New York Times: When America Stops Importing Energy
... The numbers tell the story: U.S. oil production has reversed its 30-plus year decline; U.S. imports from OPEC producers have fallen more than 20 percent in the past three years; U.S. natural gas reserves and production are up significantly and prices have dropped 75 percent in the past five years. The International Energy Agency forecasts that the United States could become the world’s largest oil producer by 2020 and may be energy self-sufficient by 2035. That’s a game changer.
While this is not a free lunch, it should not be feared. The production process is complicated and expensive, and if the industry is not careful there can be risks to the environment. But the potential is staggering. Significant domestic job growth and economic expansion has begun.

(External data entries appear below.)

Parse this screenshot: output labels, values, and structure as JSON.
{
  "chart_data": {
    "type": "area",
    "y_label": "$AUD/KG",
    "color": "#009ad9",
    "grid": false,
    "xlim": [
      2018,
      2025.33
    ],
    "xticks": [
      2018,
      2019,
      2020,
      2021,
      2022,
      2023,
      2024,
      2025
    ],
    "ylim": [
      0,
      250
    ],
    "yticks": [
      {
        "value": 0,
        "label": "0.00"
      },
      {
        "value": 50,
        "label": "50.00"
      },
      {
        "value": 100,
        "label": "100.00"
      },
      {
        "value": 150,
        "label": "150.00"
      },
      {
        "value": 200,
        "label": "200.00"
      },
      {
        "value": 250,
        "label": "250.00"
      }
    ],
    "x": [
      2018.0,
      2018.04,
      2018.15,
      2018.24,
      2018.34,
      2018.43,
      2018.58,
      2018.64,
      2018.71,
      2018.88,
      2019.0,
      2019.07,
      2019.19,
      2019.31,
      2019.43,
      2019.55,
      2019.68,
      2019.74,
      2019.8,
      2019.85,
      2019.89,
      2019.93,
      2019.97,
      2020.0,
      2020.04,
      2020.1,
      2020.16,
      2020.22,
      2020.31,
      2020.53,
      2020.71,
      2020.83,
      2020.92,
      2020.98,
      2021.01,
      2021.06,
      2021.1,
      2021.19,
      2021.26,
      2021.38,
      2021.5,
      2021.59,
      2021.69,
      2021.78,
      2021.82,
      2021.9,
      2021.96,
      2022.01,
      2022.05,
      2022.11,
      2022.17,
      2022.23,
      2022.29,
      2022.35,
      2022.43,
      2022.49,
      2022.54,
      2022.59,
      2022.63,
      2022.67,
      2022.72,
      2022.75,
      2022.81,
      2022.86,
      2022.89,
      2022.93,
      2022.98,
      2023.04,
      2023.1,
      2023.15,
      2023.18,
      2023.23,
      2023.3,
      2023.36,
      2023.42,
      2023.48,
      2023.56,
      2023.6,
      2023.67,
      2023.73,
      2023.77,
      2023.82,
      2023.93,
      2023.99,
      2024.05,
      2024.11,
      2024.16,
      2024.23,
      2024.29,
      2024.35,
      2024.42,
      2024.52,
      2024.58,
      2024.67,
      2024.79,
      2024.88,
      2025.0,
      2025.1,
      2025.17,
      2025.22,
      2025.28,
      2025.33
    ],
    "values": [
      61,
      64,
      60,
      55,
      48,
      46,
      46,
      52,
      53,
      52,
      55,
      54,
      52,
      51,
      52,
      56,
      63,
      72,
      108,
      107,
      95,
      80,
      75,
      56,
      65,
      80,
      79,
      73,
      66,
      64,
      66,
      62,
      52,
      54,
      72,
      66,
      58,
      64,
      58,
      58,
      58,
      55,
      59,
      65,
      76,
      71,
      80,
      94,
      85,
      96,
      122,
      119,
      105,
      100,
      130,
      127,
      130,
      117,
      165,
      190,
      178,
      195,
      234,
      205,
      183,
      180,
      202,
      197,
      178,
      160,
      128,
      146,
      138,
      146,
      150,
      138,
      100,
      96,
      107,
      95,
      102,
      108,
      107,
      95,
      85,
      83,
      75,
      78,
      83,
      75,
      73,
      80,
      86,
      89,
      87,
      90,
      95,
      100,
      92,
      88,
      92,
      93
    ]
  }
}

But let’s look beyond the impact on the United States and consider a few of the more profound implications for the rest of the world, because this revolution is also a game changer for international politics and the global economy. ...
... Like all revolutions, America’s new energy bonanza raises some fascinating questions. How might a lighter U.S. presence and heavier Chinese involvement change the world’s most volatile neighborhood? What can the next generation of Saudi leaders expect for their country’s future in a world where OPEC has lost much of its market power? Will Qatar’s support for Muslim Brotherhood governments in other Arab states and China’s interest in using the United Arab Emirates as an offshore trading center for its currency leave the Saudis dangerously isolated? Can Iran’s revolution survive the need to build a more modern economy?
A world in which the United States is less involved in answering these questions is a new world indeed.